Does Lin Yutang have any experience in self-translation?

Lin Yutang has experience in self-translation. His self-translated works include "Ming Liao Zi You", "Bu Yi Kuai Zai", "Selected Poems of Dongpo", "Youmengying", "Banqiao" "Letter from Home", "The Wisdom of Laozi", "Six Chapters of a Floating Life", etc.

As a famous writer and translator, Lin Yutang has made outstanding contributions to promoting cultural exchanges between China and the West, especially in introducing Chinese culture to the West. Lin Yutang's translation is characterized by being smooth and easy to understand, using less "linguistics", and can be understood by readers with middle-level education. This is also the result of his exploration.

In 1936, Lin Yutang "produced" "The Art of Living" and wrote 260 pages. He felt that the language was esoteric and the argument was boring, which would lose readers, so he started over and started over, using a set of words, using Feng Ke. Song, clouds can be seen, rain can be heard, snow can be admired, the moon can be played, mountains can be seen, water can be played, and rocks can be appreciated, etc. to observe the cruel competition and fast pace of modern Western life, so the writing style has changed. Changeable, ethereal and moving.

Lin Yutang’s Translation Principles

Mr. Lin Yutang put forward these three requirements for translators in "On Translation", which require not only a thorough understanding of the original text, but also a certain degree of expression.
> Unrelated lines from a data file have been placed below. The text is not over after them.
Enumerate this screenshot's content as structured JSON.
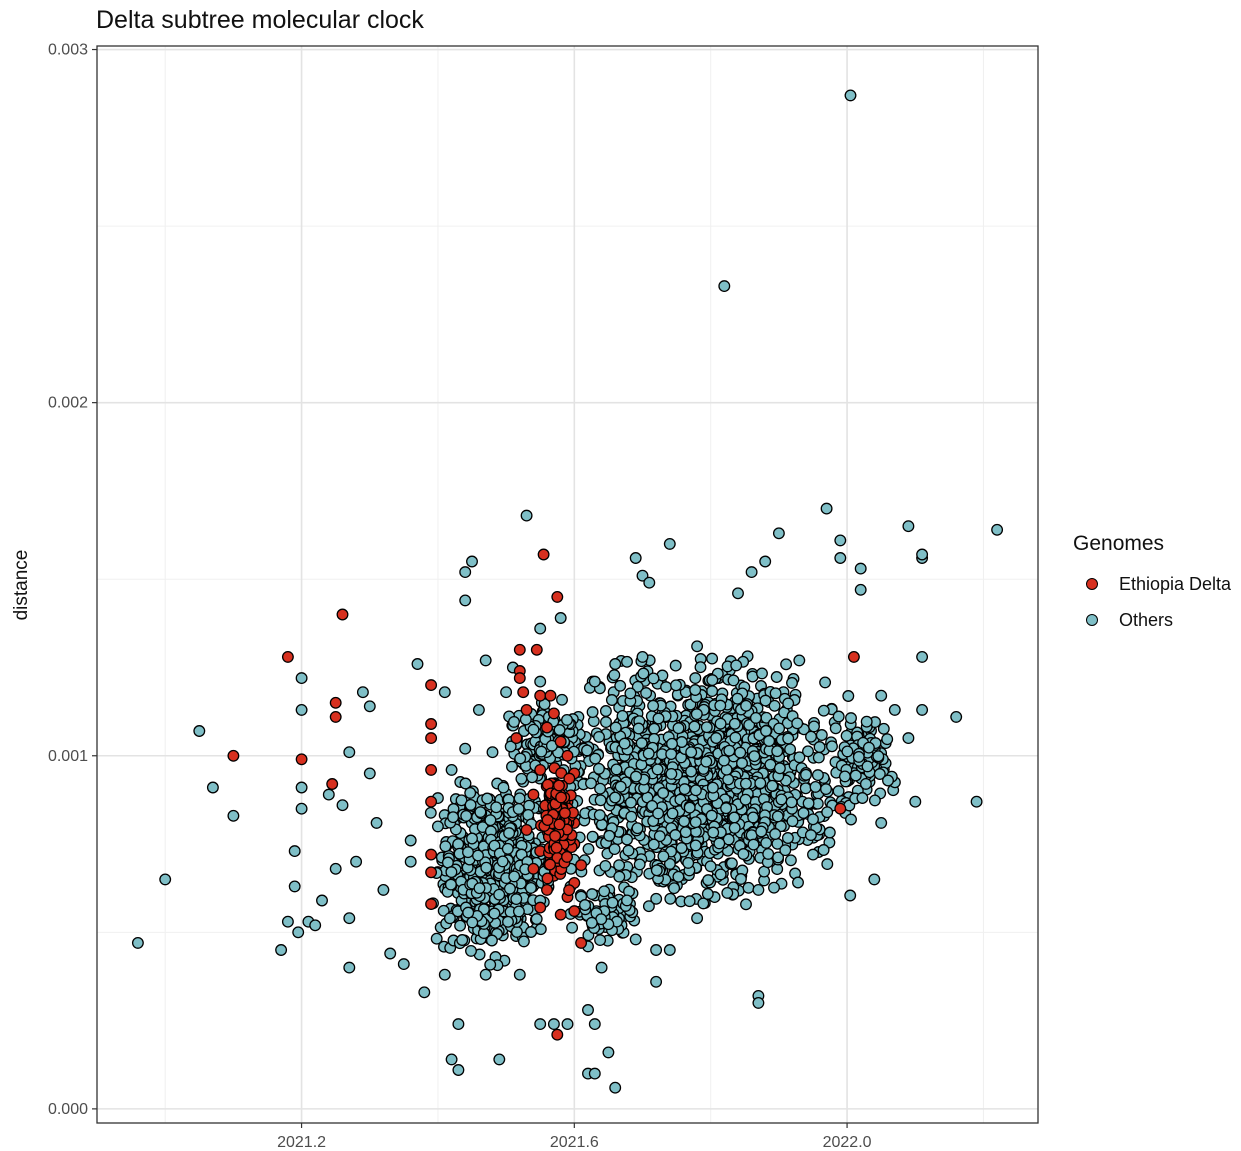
{
  "chart_data": {
    "type": "scatter",
    "title": "Delta subtree molecular clock",
    "xlabel": "",
    "ylabel": "distance",
    "xlim": [
      2020.9,
      2022.28
    ],
    "ylim": [
      -4e-05,
      0.00301
    ],
    "x_ticks": [
      2021.2,
      2021.6,
      2022.0
    ],
    "x_tick_labels": [
      "2021.2",
      "2021.6",
      "2022.0"
    ],
    "y_ticks": [
      0.0,
      0.001,
      0.002,
      0.003
    ],
    "y_tick_labels": [
      "0.000",
      "0.001",
      "0.002",
      "0.003"
    ],
    "grid": true,
    "legend": {
      "title": "Genomes",
      "position": "right"
    },
    "series": [
      {
        "name": "Ethiopia Delta",
        "color": "#d7301f",
        "points": [
          [
            2021.1,
            0.001
          ],
          [
            2021.18,
            0.00128
          ],
          [
            2021.2,
            0.00099
          ],
          [
            2021.245,
            0.00092
          ],
          [
            2021.25,
            0.00111
          ],
          [
            2021.25,
            0.00115
          ],
          [
            2021.26,
            0.0014
          ],
          [
            2021.39,
            0.0012
          ],
          [
            2021.39,
            0.00109
          ],
          [
            2021.39,
            0.00105
          ],
          [
            2021.39,
            0.00096
          ],
          [
            2021.39,
            0.00087
          ],
          [
            2021.39,
            0.00072
          ],
          [
            2021.39,
            0.00067
          ],
          [
            2021.39,
            0.00058
          ],
          [
            2021.52,
            0.0013
          ],
          [
            2021.52,
            0.00124
          ],
          [
            2021.52,
            0.00122
          ],
          [
            2021.525,
            0.00118
          ],
          [
            2021.515,
            0.00105
          ],
          [
            2021.555,
            0.00157
          ],
          [
            2021.545,
            0.0013
          ],
          [
            2021.575,
            0.00145
          ],
          [
            2021.55,
            0.00117
          ],
          [
            2021.565,
            0.00117
          ],
          [
            2021.53,
            0.00113
          ],
          [
            2021.56,
            0.00108
          ],
          [
            2021.57,
            0.00112
          ],
          [
            2021.58,
            0.00104
          ],
          [
            2021.59,
            0.001
          ],
          [
            2021.55,
            0.00096
          ],
          [
            2021.57,
            0.00092
          ],
          [
            2021.6,
            0.00095
          ],
          [
            2021.54,
            0.00089
          ],
          [
            2021.59,
            0.00087
          ],
          [
            2021.56,
            0.00083
          ],
          [
            2021.6,
            0.00081
          ],
          [
            2021.53,
            0.00079
          ],
          [
            2021.57,
            0.00077
          ],
          [
            2021.6,
            0.00075
          ],
          [
            2021.55,
            0.00073
          ],
          [
            2021.58,
            0.00071
          ],
          [
            2021.61,
            0.00069
          ],
          [
            2021.54,
            0.00068
          ],
          [
            2021.57,
            0.00066
          ],
          [
            2021.6,
            0.00064
          ],
          [
            2021.56,
            0.00062
          ],
          [
            2021.59,
            0.0006
          ],
          [
            2021.55,
            0.00057
          ],
          [
            2021.58,
            0.00055
          ],
          [
            2021.6,
            0.00056
          ],
          [
            2021.61,
            0.00047
          ],
          [
            2021.575,
            0.00021
          ],
          [
            2021.99,
            0.00085
          ],
          [
            2022.01,
            0.00128
          ]
        ]
      },
      {
        "name": "Others",
        "color": "#7fbfc7",
        "points": [
          [
            2022.005,
            0.00287
          ],
          [
            2021.82,
            0.00233
          ],
          [
            2020.96,
            0.00047
          ],
          [
            2021.0,
            0.00065
          ],
          [
            2021.05,
            0.00107
          ],
          [
            2021.07,
            0.00091
          ],
          [
            2021.1,
            0.00083
          ],
          [
            2021.17,
            0.00045
          ],
          [
            2021.18,
            0.00053
          ],
          [
            2021.19,
            0.00073
          ],
          [
            2021.19,
            0.00063
          ],
          [
            2021.195,
            0.0005
          ],
          [
            2021.2,
            0.00122
          ],
          [
            2021.2,
            0.00113
          ],
          [
            2021.2,
            0.00091
          ],
          [
            2021.2,
            0.00085
          ],
          [
            2021.21,
            0.00053
          ],
          [
            2021.22,
            0.00052
          ],
          [
            2021.23,
            0.00059
          ],
          [
            2021.24,
            0.00089
          ],
          [
            2021.25,
            0.00068
          ],
          [
            2021.26,
            0.00086
          ],
          [
            2021.27,
            0.00101
          ],
          [
            2021.27,
            0.00054
          ],
          [
            2021.27,
            0.0004
          ],
          [
            2021.28,
            0.0007
          ],
          [
            2021.29,
            0.00118
          ],
          [
            2021.3,
            0.00114
          ],
          [
            2021.3,
            0.00095
          ],
          [
            2021.31,
            0.00081
          ],
          [
            2021.32,
            0.00062
          ],
          [
            2021.33,
            0.00044
          ],
          [
            2021.35,
            0.00041
          ],
          [
            2021.37,
            0.00126
          ],
          [
            2021.38,
            0.00033
          ],
          [
            2021.41,
            0.00118
          ],
          [
            2021.44,
            0.00152
          ],
          [
            2021.45,
            0.00155
          ],
          [
            2021.44,
            0.00144
          ],
          [
            2021.43,
            0.00024
          ],
          [
            2021.42,
            0.00014
          ],
          [
            2021.43,
            0.00011
          ],
          [
            2021.49,
            0.00014
          ],
          [
            2021.53,
            0.00168
          ],
          [
            2021.55,
            0.00024
          ],
          [
            2021.57,
            0.00024
          ],
          [
            2021.59,
            0.00024
          ],
          [
            2021.62,
            0.00028
          ],
          [
            2021.63,
            0.00024
          ],
          [
            2021.62,
            0.0001
          ],
          [
            2021.63,
            0.0001
          ],
          [
            2021.65,
            0.00016
          ],
          [
            2021.66,
            6e-05
          ],
          [
            2021.64,
            0.0004
          ],
          [
            2021.72,
            0.00036
          ],
          [
            2021.72,
            0.00045
          ],
          [
            2021.74,
            0.00045
          ],
          [
            2021.87,
            0.00032
          ],
          [
            2021.87,
            0.0003
          ],
          [
            2021.97,
            0.0017
          ],
          [
            2021.99,
            0.00161
          ],
          [
            2021.99,
            0.00156
          ],
          [
            2022.02,
            0.00153
          ],
          [
            2022.02,
            0.00147
          ],
          [
            2022.04,
            0.00065
          ],
          [
            2022.05,
            0.00117
          ],
          [
            2022.07,
            0.00113
          ],
          [
            2022.09,
            0.00105
          ],
          [
            2022.09,
            0.00165
          ],
          [
            2022.1,
            0.00087
          ],
          [
            2022.11,
            0.00156
          ],
          [
            2022.11,
            0.00157
          ],
          [
            2022.11,
            0.00128
          ],
          [
            2022.11,
            0.00113
          ],
          [
            2022.16,
            0.00111
          ],
          [
            2022.19,
            0.00087
          ],
          [
            2022.22,
            0.00164
          ],
          [
            2021.9,
            0.00163
          ],
          [
            2021.88,
            0.00155
          ],
          [
            2021.86,
            0.00152
          ],
          [
            2021.84,
            0.00146
          ],
          [
            2021.74,
            0.0016
          ],
          [
            2021.69,
            0.00156
          ],
          [
            2021.7,
            0.00151
          ],
          [
            2021.71,
            0.00149
          ],
          [
            2021.58,
            0.00139
          ],
          [
            2021.55,
            0.00136
          ],
          [
            2021.47,
            0.00127
          ],
          [
            2021.46,
            0.00113
          ],
          [
            2021.42,
            0.00096
          ],
          [
            2021.44,
            0.00102
          ],
          [
            2021.48,
            0.00101
          ],
          [
            2021.5,
            0.00118
          ],
          [
            2021.51,
            0.00125
          ],
          [
            2021.55,
            0.00121
          ],
          [
            2021.63,
            0.00121
          ],
          [
            2021.66,
            0.00126
          ],
          [
            2021.7,
            0.00128
          ],
          [
            2021.78,
            0.00131
          ],
          [
            2021.93,
            0.00127
          ],
          [
            2022.03,
            0.00097
          ],
          [
            2022.06,
            0.00093
          ],
          [
            2022.05,
            0.00081
          ],
          [
            2021.95,
            0.00082
          ],
          [
            2021.95,
            0.00072
          ],
          [
            2021.87,
            0.00062
          ],
          [
            2021.78,
            0.00054
          ],
          [
            2021.69,
            0.00048
          ],
          [
            2021.62,
            0.00046
          ],
          [
            2021.52,
            0.00038
          ],
          [
            2021.47,
            0.00038
          ],
          [
            2021.41,
            0.00038
          ],
          [
            2021.36,
            0.00076
          ],
          [
            2021.36,
            0.0007
          ],
          [
            2021.4,
            0.0008
          ],
          [
            2021.4,
            0.00088
          ]
        ],
        "dense_clusters": [
          {
            "x": [
              2021.4,
              2021.56
            ],
            "y": [
              0.00044,
              0.00091
            ],
            "n": 700
          },
          {
            "x": [
              2021.6,
              2021.98
            ],
            "y": [
              0.00062,
              0.00124
            ],
            "n": 1500
          },
          {
            "x": [
              2021.98,
              2022.07
            ],
            "y": [
              0.00088,
              0.00113
            ],
            "n": 120
          },
          {
            "x": [
              2021.5,
              2021.62
            ],
            "y": [
              0.00092,
              0.00116
            ],
            "n": 130
          },
          {
            "x": [
              2021.6,
              2021.7
            ],
            "y": [
              0.00048,
              0.00062
            ],
            "n": 90
          }
        ]
      }
    ]
  }
}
Ability and mastery of certain translation skills and standards.

Lin Yutang proposed that "to discuss translation, we need to study its textual and psychological issues." In other words, "translation issues can be said to be linguistic and psychological issues."

Lin Yutang believes: "If we want to get a more objective solution to this problem, we should base our argument on the analysis of the psychology of language and writing. We must first understand the facts about the psychology of language and writing, and then we can do What should the translator’s standards and attitudes be?” Mr. Lin Yutang was the first person in the history of Chinese translation studies who most clearly used modern linguistics and psychology as the basis for the “academic analysis” of translation theory.